W ostatnich tygodniach społeczność międzynarodowa miała nadzieję na rozpoczęcie rozmów pokojowych. Przez kilka ostatnich miesięcy obowiązywał bowiem rozejm, a premier Etiopii Abiy Ahmed Ali upoważnił swojego zastępcę Demeke Mekonnen do przewodzenia komitetowi pokojowemu.
Wbrew tym nadziejom działania wojenne zostały wznowione we wczesnych godzinach porannych 24 sierpnia w południowej części zbuntowanego regionu Tigraj. Obie strony konfliktu obwiniają się wzajemnie o rozpoczęcie walk. W tej kwestii wiadomo jedynie, że przez ostatnie tygodnie wojsko rządowe gromadziło siły w tym regionie.

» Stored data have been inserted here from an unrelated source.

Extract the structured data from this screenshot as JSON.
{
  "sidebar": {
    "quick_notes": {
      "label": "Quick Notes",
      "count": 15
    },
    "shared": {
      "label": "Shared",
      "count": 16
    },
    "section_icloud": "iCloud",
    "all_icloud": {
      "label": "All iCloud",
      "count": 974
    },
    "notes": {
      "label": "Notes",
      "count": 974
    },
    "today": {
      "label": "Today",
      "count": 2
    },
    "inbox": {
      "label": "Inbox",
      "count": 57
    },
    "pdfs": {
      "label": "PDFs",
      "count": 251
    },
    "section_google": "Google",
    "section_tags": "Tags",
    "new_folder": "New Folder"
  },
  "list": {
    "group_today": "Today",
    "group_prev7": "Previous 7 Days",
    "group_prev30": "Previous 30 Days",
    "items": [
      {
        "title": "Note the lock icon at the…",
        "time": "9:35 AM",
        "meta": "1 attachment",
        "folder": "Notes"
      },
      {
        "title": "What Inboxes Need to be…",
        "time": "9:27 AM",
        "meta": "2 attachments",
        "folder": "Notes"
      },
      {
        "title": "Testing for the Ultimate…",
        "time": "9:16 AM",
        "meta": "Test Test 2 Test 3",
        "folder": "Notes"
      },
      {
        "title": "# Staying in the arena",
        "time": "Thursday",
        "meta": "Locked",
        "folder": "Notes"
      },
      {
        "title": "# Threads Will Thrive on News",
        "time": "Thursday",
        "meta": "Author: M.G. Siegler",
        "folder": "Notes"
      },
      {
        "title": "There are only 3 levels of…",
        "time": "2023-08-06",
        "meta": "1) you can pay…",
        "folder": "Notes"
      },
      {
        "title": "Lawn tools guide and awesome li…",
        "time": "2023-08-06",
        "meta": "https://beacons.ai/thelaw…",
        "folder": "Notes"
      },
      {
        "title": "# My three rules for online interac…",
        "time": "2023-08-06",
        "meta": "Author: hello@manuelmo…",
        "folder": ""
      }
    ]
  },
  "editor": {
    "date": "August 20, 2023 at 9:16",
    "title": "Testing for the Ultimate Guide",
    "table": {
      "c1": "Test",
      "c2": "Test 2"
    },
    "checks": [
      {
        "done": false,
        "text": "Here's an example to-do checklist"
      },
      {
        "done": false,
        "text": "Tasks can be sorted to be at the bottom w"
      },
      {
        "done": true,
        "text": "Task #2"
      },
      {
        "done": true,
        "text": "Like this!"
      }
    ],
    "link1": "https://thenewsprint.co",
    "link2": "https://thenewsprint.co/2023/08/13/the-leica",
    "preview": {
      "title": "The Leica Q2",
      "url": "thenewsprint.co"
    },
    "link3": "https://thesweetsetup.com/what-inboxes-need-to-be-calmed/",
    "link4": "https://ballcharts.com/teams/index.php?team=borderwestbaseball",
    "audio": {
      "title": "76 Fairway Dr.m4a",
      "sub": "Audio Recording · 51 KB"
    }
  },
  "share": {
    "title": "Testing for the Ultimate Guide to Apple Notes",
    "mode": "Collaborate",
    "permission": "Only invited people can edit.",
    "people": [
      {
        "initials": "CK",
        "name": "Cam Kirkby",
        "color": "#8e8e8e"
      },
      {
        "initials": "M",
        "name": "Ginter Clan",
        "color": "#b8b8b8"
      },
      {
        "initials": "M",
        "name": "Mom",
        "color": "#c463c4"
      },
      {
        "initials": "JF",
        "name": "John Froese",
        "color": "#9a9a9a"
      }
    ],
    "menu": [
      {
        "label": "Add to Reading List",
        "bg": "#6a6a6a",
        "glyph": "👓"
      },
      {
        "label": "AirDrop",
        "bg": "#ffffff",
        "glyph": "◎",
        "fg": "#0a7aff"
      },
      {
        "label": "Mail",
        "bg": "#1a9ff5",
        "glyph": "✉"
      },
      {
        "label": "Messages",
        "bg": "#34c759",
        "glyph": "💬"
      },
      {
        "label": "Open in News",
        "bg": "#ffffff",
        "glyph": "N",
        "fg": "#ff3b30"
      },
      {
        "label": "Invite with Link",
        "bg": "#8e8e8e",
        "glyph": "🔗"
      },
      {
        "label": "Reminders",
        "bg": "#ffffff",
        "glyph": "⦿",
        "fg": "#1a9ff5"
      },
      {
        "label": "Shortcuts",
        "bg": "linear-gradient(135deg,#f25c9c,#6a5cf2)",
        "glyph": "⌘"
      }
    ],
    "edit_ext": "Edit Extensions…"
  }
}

Od ponad roku Tigraj pozbawiony jest energii elektrycznej, paliwa i łączności internetowej. Co ważniejsze, w kraju trwa klęska głodu i nikt nie zna dokładnej skali tego zjawiska. Według badań Uniwersytetu w Gandawie z marca tego roku, od początku konfliktu z powodu głodu umarło ok. 200 tys. osób. W ostatnich miesiącach pomoc humanitarna docierała do regionu tylko w ograniczonym i niewystarczającym zakresie, ze względu na blokady stosowane przez wojska rządowe oraz na trudną sytuację komunikacją spowodowaną brakiem paliwa. Padały także oskarżenia wobec władz zbuntowanego regionu o zawłaszczanie transportów pomocowych.
Ponadto według ONZ już ponad 2 miliony ludzi zostało zmuszonych do opuszczenia swoich domów.